Cardiac pacemaking relies on the spontaneous electrical activity of sino-atrial myocytes (SANCs) in the right atrium arising from a robust interplay of membrane ion channels activity (membrane clock) and intracellular calcium dynamics (calcium clock). Strikingly, most of isolated SANCs exhibit a dormant state (no apparent spontaneous activity) whereas only a small fraction shows regular firing. It has recently been shown that these non-firing SANCs are also present in intact SAN and can switch into a firing mode under beta-adrenergic stimulation. However, their functional relevance in vivo is unknown.

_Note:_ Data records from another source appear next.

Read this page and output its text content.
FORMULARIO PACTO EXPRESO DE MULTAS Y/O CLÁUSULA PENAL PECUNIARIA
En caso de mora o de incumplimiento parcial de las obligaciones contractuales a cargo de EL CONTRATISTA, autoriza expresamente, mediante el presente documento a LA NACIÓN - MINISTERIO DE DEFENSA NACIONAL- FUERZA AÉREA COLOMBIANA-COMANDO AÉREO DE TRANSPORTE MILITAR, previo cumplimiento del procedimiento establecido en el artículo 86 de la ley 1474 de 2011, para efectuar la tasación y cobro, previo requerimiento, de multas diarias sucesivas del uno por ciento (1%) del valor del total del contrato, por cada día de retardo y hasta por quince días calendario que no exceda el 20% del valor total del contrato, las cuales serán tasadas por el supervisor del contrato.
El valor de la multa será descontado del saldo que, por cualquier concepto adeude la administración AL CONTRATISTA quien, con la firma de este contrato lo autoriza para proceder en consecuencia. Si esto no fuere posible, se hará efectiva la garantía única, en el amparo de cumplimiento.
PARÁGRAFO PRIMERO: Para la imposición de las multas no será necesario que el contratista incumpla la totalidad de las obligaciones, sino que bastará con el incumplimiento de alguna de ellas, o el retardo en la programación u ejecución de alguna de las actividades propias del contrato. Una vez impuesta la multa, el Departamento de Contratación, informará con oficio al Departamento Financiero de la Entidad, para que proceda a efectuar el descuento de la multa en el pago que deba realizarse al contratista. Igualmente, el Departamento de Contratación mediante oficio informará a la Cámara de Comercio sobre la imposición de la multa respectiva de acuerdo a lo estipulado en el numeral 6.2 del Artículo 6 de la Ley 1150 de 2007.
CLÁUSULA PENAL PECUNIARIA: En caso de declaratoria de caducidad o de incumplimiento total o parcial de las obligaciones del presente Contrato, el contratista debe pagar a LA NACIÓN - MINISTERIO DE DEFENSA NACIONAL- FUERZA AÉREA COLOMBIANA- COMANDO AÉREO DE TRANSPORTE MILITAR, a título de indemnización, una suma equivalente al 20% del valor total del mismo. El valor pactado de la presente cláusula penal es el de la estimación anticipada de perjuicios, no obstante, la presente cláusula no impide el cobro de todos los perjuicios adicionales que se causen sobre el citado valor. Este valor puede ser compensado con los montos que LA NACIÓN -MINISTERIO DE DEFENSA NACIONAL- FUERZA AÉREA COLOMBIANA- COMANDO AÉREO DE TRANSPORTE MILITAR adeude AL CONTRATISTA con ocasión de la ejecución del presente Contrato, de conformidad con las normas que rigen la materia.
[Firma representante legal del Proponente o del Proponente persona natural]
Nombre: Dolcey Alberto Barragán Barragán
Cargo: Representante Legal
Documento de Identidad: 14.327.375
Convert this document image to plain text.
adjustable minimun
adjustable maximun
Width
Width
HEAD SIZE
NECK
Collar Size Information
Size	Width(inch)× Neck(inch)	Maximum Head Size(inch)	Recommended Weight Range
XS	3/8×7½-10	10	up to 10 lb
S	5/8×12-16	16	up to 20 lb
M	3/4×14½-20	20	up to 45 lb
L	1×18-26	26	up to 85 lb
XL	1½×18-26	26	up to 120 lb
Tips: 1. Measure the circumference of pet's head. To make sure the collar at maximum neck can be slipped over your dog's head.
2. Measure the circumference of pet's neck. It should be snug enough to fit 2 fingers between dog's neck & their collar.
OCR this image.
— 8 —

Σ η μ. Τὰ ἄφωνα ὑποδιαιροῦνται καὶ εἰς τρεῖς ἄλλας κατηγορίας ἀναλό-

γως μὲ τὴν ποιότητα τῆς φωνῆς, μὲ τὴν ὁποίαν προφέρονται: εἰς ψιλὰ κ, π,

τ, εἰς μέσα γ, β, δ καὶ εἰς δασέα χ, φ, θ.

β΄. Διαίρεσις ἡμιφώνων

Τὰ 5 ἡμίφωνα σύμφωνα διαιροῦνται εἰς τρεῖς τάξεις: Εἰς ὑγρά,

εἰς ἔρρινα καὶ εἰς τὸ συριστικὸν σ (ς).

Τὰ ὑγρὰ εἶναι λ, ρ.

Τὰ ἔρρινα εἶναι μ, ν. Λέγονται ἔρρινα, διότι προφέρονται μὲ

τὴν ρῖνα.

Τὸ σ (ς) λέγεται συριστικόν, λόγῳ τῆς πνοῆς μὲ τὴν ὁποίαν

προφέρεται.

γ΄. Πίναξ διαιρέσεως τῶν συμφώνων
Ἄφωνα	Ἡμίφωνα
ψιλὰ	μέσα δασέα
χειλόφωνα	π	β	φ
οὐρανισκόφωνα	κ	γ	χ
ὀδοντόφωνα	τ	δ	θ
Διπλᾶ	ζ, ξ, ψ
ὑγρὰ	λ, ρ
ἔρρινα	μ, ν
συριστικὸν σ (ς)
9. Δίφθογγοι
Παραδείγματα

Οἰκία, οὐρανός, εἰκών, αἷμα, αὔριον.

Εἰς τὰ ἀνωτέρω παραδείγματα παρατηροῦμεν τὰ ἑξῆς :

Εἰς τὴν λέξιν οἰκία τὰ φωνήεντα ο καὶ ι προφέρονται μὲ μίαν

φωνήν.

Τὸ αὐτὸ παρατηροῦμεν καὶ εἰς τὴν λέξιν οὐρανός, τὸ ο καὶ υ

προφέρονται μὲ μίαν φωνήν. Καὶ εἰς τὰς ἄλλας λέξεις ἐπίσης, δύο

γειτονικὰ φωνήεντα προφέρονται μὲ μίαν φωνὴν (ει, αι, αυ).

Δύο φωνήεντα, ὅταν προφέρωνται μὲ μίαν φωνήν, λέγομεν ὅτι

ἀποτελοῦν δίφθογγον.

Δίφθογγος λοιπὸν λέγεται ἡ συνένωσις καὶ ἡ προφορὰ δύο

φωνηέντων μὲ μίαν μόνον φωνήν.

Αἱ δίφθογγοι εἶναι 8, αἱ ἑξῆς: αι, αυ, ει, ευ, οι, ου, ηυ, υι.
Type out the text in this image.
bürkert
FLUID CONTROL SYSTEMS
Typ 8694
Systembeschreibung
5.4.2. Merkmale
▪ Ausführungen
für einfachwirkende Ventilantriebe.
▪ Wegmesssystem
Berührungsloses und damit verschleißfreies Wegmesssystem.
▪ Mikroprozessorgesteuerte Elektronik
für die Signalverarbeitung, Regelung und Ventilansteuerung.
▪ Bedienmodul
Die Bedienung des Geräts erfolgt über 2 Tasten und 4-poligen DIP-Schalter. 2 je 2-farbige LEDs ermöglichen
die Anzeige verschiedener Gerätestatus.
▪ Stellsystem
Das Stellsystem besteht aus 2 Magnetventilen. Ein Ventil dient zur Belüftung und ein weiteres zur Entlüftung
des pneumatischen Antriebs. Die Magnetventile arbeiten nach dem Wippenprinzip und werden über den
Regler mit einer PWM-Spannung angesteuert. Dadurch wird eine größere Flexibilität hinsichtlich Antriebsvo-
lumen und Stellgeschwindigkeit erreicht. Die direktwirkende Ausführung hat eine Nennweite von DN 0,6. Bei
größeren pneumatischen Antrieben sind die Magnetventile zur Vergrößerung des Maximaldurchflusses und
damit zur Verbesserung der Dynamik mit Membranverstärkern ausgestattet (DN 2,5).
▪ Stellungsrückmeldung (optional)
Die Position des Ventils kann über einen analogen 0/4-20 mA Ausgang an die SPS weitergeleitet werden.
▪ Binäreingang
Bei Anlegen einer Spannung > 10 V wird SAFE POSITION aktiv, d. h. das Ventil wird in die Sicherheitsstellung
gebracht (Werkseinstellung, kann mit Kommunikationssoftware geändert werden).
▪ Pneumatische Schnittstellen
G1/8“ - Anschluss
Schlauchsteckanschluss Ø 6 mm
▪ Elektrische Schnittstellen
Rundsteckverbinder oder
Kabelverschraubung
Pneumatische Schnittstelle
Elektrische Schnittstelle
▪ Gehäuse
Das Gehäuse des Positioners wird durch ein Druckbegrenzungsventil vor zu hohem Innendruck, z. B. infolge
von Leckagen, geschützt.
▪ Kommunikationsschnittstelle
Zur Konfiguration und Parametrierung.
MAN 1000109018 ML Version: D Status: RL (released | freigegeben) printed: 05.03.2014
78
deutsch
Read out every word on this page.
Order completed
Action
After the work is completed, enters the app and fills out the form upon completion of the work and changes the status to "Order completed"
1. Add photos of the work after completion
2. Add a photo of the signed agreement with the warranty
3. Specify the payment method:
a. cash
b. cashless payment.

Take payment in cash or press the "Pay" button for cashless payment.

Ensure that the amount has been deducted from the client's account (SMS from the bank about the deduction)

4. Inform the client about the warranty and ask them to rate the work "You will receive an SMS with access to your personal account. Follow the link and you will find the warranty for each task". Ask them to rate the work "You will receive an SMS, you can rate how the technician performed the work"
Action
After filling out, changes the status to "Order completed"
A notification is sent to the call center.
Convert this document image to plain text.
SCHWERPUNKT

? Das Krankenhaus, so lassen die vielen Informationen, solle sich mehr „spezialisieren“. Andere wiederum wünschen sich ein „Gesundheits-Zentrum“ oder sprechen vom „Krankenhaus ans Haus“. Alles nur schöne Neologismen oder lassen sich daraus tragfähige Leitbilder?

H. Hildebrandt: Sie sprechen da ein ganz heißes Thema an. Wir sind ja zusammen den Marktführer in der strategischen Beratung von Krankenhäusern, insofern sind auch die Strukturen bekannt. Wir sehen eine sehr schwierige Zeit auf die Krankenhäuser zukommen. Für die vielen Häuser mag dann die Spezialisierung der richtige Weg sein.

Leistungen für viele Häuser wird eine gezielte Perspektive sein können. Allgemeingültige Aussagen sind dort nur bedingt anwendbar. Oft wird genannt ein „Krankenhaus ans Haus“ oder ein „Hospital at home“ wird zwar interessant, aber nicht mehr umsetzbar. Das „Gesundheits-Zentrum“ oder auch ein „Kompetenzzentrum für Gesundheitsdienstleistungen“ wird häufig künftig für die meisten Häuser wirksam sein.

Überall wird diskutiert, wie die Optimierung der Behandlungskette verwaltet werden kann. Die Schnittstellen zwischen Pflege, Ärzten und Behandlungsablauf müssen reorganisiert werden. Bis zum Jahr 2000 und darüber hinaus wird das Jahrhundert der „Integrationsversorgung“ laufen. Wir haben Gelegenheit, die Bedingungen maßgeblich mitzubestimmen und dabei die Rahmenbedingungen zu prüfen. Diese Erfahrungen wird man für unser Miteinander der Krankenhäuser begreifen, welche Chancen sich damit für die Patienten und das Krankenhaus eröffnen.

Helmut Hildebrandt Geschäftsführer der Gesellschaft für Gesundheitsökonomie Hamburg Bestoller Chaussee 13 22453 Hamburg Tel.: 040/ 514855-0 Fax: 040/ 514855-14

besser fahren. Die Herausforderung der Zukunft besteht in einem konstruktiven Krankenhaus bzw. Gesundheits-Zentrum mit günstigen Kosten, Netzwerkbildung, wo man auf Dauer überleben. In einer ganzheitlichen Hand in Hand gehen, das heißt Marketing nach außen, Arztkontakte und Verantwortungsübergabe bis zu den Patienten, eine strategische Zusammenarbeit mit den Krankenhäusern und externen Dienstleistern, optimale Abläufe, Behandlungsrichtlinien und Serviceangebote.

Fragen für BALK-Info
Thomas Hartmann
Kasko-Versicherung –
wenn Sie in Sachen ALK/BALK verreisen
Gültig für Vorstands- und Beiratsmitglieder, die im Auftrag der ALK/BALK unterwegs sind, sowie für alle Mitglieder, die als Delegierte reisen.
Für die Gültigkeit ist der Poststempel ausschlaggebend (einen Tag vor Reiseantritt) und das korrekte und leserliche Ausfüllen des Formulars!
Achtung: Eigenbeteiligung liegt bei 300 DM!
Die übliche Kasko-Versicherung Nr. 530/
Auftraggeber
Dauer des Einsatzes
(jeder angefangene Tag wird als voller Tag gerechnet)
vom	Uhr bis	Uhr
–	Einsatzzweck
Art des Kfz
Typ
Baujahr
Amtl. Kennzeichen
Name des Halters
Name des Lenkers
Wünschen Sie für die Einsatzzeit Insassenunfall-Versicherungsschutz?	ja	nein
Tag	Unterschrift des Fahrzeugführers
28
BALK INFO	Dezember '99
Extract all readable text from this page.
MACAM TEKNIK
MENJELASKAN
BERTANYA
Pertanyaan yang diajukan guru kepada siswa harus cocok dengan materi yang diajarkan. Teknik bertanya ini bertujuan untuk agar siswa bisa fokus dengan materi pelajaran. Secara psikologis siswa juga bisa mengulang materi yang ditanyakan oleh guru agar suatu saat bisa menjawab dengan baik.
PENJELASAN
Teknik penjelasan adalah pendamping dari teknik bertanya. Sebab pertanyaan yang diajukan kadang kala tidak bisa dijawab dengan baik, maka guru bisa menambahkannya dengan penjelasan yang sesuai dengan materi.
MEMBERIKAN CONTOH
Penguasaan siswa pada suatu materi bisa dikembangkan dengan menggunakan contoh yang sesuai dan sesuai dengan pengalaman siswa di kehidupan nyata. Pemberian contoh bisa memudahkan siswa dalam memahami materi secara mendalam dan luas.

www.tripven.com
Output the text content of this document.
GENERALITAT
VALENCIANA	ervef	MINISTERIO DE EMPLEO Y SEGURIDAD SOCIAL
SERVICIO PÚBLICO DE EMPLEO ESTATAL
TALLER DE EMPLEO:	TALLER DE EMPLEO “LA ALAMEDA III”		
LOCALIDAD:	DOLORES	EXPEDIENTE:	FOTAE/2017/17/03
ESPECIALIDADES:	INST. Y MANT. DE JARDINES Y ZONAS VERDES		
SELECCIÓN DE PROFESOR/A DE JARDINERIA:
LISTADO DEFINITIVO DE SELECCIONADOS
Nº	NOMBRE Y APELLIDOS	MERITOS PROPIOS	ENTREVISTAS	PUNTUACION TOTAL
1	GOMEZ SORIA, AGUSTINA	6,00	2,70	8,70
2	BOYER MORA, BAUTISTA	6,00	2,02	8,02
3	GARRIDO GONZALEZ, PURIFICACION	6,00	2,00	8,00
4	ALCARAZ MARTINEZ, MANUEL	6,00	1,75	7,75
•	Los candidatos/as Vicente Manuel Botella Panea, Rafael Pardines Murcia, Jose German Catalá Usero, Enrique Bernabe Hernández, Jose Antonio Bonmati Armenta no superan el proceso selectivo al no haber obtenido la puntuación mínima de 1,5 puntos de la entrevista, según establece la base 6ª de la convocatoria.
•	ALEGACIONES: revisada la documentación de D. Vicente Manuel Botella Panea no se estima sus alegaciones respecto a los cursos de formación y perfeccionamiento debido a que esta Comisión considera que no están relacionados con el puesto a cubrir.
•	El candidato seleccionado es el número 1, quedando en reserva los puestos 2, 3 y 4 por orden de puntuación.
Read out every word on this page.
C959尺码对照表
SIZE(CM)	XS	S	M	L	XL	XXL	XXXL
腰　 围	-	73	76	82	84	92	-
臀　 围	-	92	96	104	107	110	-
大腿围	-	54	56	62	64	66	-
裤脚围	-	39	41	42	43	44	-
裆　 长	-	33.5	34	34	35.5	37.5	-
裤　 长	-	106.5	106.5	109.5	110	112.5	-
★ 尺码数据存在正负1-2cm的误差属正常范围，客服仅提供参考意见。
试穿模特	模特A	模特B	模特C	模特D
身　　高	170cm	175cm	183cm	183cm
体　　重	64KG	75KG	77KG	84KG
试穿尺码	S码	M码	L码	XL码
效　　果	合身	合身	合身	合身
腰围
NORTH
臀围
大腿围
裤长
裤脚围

To study the role of L-type Ca_v1.3 calcium channels in dormant SANCs using a knock-in mouse strain in which the sensitivity of Ca_v1.2 α1 subunits to dihydropyridines (DHP) was inactivated (Ca_v1.2^DHP−/−).

We performed voltage and current-clamp recordings and confocal live imaging on isolated SANCs under isoprenaline (ISO, 100nM) in the absence or presence of the DHP blocker Nifedipine (Nife, 3μM).

Preliminary results seem to show less L-type calcium current I_Ca,L in dormant SANCs (D) compared to rhythmic SANCs (R) (D: −6.3±1.2, R: −15.6 pA/pF). Dormant SANCs also have less diastolic calcium (D: 96.9±12, R: 218±51.2 a.u, P=0.14) but significant higher sarcoplasmic reticulum calcium load (D: 6.3±0.6, R: 3.1±0.3 a.u, P=0.004). Interestingly, ISO perfusion could only switch half of dormant SANCs into a firing mode in both action potential (AP) and calcium transients (CT) recordings whereas the others remained dormant. Further Nife perfusion completely stopped this ISO-induced firing switching the cells back into a dormant state for the vast majority of them (75% in AP-recorded SANCs and 100% in CT-recorded SANCs).

Taken together, these results indicate that Cav1.3 channels play a key role in sustaining the coupling of membrane and calcium clock in dormant SANCs under beta-adrenergic stimulation.